Onofre se acercó a la mesa del buffet y, mientras porfiaba por distinguir la comida y la bebida de la propia ornamentación orgánico-barroca de la mesa, escuchó a sus espaldas un gran estrépito. Se dio la vuelta, alarmado, para comprobar desolado que ella lo había dejado plantado una vez más. La escultura ya no estaba. Más aún, en el suelo yacía despatarrado un crítico de gorro negro segundo dan. Sus acólitos proferían chillidos de espanto y correteaban de un lado a otro sumidos en el pánico, cual pollos descabezados. Un robot camarero abanicaba al caído con una servilleta, mientras que otro crítico que pasaba por allí, un gorro marrón, discutía con la escultora en honor de la cual se había organizado aquella exposición.
—¿Cómo que atropellado por uno de mis trabajos? —se defendía la mujer, una individua con pinta anoréxico-mística, ataviada con un vestido confeccionado a base de mondas de naranja—. ¡Eso es imposible! ¿Acaso puede una obra de arte salir corriendo así como así? ¿Se ha vuelto usted majareta, o qué?
—¡Pues yo lo he visto con estos ojos que se han de comer los gusanos!

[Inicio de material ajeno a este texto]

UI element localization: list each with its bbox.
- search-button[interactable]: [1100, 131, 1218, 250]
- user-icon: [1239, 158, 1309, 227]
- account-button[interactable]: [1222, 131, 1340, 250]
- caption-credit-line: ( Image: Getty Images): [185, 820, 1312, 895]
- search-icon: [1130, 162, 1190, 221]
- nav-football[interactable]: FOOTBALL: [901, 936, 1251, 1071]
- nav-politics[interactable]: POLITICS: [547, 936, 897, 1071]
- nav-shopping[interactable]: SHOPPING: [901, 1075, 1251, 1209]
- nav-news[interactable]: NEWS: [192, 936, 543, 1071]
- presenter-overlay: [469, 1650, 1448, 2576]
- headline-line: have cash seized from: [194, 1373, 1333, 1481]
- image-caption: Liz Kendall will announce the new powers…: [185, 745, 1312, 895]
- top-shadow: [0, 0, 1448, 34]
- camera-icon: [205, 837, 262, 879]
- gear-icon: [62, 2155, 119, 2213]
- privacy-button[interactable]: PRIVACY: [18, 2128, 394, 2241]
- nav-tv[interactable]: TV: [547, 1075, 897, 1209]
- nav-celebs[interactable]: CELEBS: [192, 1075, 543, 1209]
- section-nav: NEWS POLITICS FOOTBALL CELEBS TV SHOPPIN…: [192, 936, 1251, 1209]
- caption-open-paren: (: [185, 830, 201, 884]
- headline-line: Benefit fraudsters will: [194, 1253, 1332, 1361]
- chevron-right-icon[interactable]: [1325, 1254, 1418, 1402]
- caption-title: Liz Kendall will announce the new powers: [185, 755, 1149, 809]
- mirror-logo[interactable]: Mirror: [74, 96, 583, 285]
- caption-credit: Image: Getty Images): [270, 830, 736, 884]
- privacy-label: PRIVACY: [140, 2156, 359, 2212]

Una estatua (cuyo nombre, por cierto, no aparece en el catálogo chapucero que nos han proporcionado) dio un brinco, corrió como una exhalación y arrolló al pobre Benedicto Misr —señaló al crítico, que aún no volvía en sí—. Luego, huyó por la puerta antes de que pudiéramos reaccionar. ¿Es eso arte? —Pregunto, angustiado—. Es más, la estatua me pareció un vulgar plagio de La cremación de los apotegmas, del ínclito Padino Pavonio. ¡Un escándalo!

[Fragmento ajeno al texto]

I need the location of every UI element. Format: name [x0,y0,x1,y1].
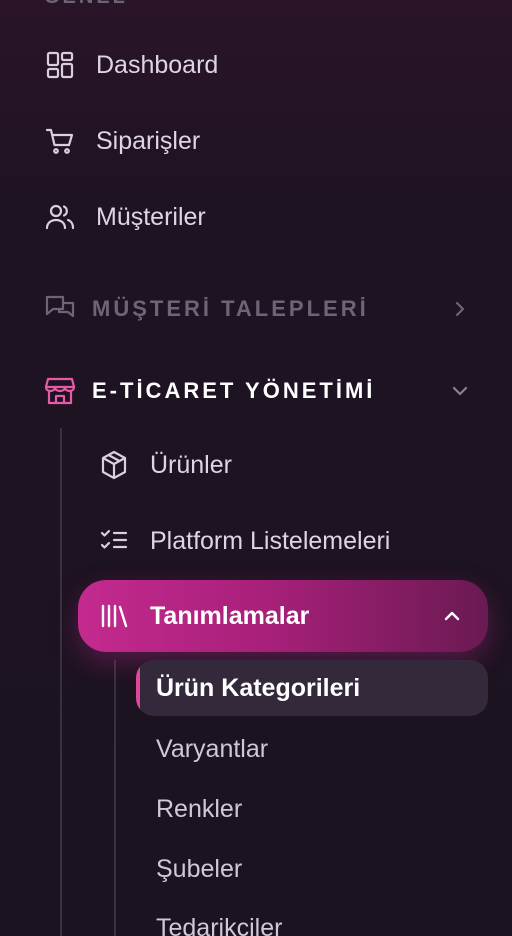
sidebar-item-subeler[interactable]: Şubeler [156,849,242,889]
chevron-right-icon [450,299,470,319]
sidebar-item-label: Dashboard [96,50,219,79]
tree-line [60,428,62,936]
sidebar-item-label: Ürünler [150,450,232,479]
sidebar-item-label: Siparişler [96,126,201,155]
sidebar-item-renkler[interactable]: Renkler [156,789,242,829]
chat-bubbles-icon [44,293,76,325]
chevron-down-icon [450,381,470,401]
sidebar-item-platform-listelemeleri[interactable]: Platform Listelemeleri [98,521,390,561]
sidebar-item-siparisler[interactable]: Siparişler [44,121,200,161]
sidebar-item-label: Müşteriler [96,202,206,231]
sidebar-item-urunler[interactable]: Ürünler [98,445,232,485]
group-label: MÜŞTERİ TALEPLERİ [92,296,369,321]
section-title-genel: GENEL [44,0,128,9]
group-e-ticaret-yonetimi[interactable]: E-TİCARET YÖNETİMİ [44,369,470,413]
tree-line [114,660,116,936]
chevron-up-icon [440,604,464,628]
group-musteri-talepleri[interactable]: MÜŞTERİ TALEPLERİ [44,287,470,331]
sidebar-item-dashboard[interactable]: Dashboard [44,45,218,85]
sidebar-item-urun-kategorileri[interactable]: Ürün Kategorileri [136,660,488,716]
sidebar-item-tanimlamalar[interactable]: Tanımlamalar [78,580,488,652]
users-icon [44,201,76,233]
dashboard-grid-icon [44,49,76,81]
active-indicator [136,660,140,716]
box-icon [98,449,130,481]
shopping-cart-icon [44,125,76,157]
sidebar-item-musteriler[interactable]: Müşteriler [44,197,206,237]
sidebar-item-label: Ürün Kategorileri [156,673,361,702]
sidebar-item-tedarikciler[interactable]: Tedarikçiler [156,908,282,936]
library-icon [98,600,130,632]
sidebar: GENEL Dashboard Siparişler [0,0,512,936]
sidebar-item-label: Platform Listelemeleri [150,526,391,555]
checklist-icon [98,525,130,557]
sidebar-item-label: Tanımlamalar [150,601,310,630]
storefront-icon [44,375,76,407]
group-label: E-TİCARET YÖNETİMİ [92,378,376,403]
sidebar-item-varyantlar[interactable]: Varyantlar [156,729,268,769]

—Sus insinuaciones me resultan ofensivas, marrón —pareció escupir esta última palabra.
—No responderé a eso. ¿Qué cabe esperar de una partidaria de la Escuela Pantopódica, salvo excentricidades y patochadas?
—¡Oiga, no sabe usted con quién está hablando! Me hallo bajo la tutela del insigne Furibundo Dantesco, gloria de nuestra raza y azote de díscolos y librepensadores.
—Pues yo me honro de quedar bajo la égida del muy noble…
Onofre se desentendió de la conversación y salió corriendo a la calle, por si aún podía localizar a Dimna, pero sólo halló restos del disfraz, dispersos por el suelo.
—Con ésta ya van tres, maldita sea —pateó un jirón de plástico con plumas sintéticas, más frustrado que nunca.
★★★
Multiplanetaria Plecostomus Biocorp. Delegación en Alfa Centauri.
—En resumen: lo persuadiste para que nos dejara en paz por el momento y desconfiara de la Denébola.
—Mi trabajo me costó. Es un hombre de ideas fijas.
—Sabemos que la Denébola se trae algo entre manos, algo que guardan en el mayor secreto y que debe de significar mucho dinero. Sakamoto se verá impelido a investigar, ya que un posible chantaje a la Denébola es demasiado goloso para dejarlo escapar. Con un poco de suerte, será la propia Denébola la que decida quitar de en medio a nuestro hombre, ahorrándonos el trabajo y las molestias. De todos modos, por si acaso, ya he diseñado una forma de liquidarlo a él y a su coche justo antes de que abandonen el planeta, pero si la competencia se nos adelanta, qué se le va a hacer.
—Deseo a la Denébola la mejor de las suertes.
—Por cierto, ya que en apariencia Sakamoto simpatiza contigo, deberías permanecer disponible, por si se requiere que tengas que entrevistarte de nuevo con él. Oye, qué pálido te has puesto de repente. ¿Te encuentras mal?
—No… no es nada. Voy un momento a tomar el aire; ya se me pasará. Hasta luego.
—Hasta luego, y cuídate, que tienes que mantener contento a Sakamoto para que no se inmiscuya en nuestros asuntos.
★★★
Delegación de las Fuerzas Espaciales Corporativas en Tàpies Town.
—Así que desea enrolarse en las tropas de asalto y que lo enviemos al otro confín del Ekumen, ¿me equivoco? ¿Conoce usted los riesgos de esta profesión? Hay quien no sobrevive al periodo de entrenamiento de los comandos. ¿No ha cambiado de idea? Ya veo. Disculpe si me inmiscuyo donde no me llaman, pero su petición resulta inusual. Muy pocos centaurianos se sienten llamados por la vida militar. Que yo sepa, el único famoso —señaló a un cuadro colgado en la pared— fue el teniente Sven Lerroux, caído en acto de servicio en el planeta Baharna, hace ya bastante tiempo. Pero un directivo de una gemepé como usted, la verdad, se me antoja raro.
—Tengo mis motivos, créame. ¿Puedo empezar hoy mismo?
—Jo, qué prisas. En fin, usted sabrá. ¡Bienvenido a las F.E.C., soldado!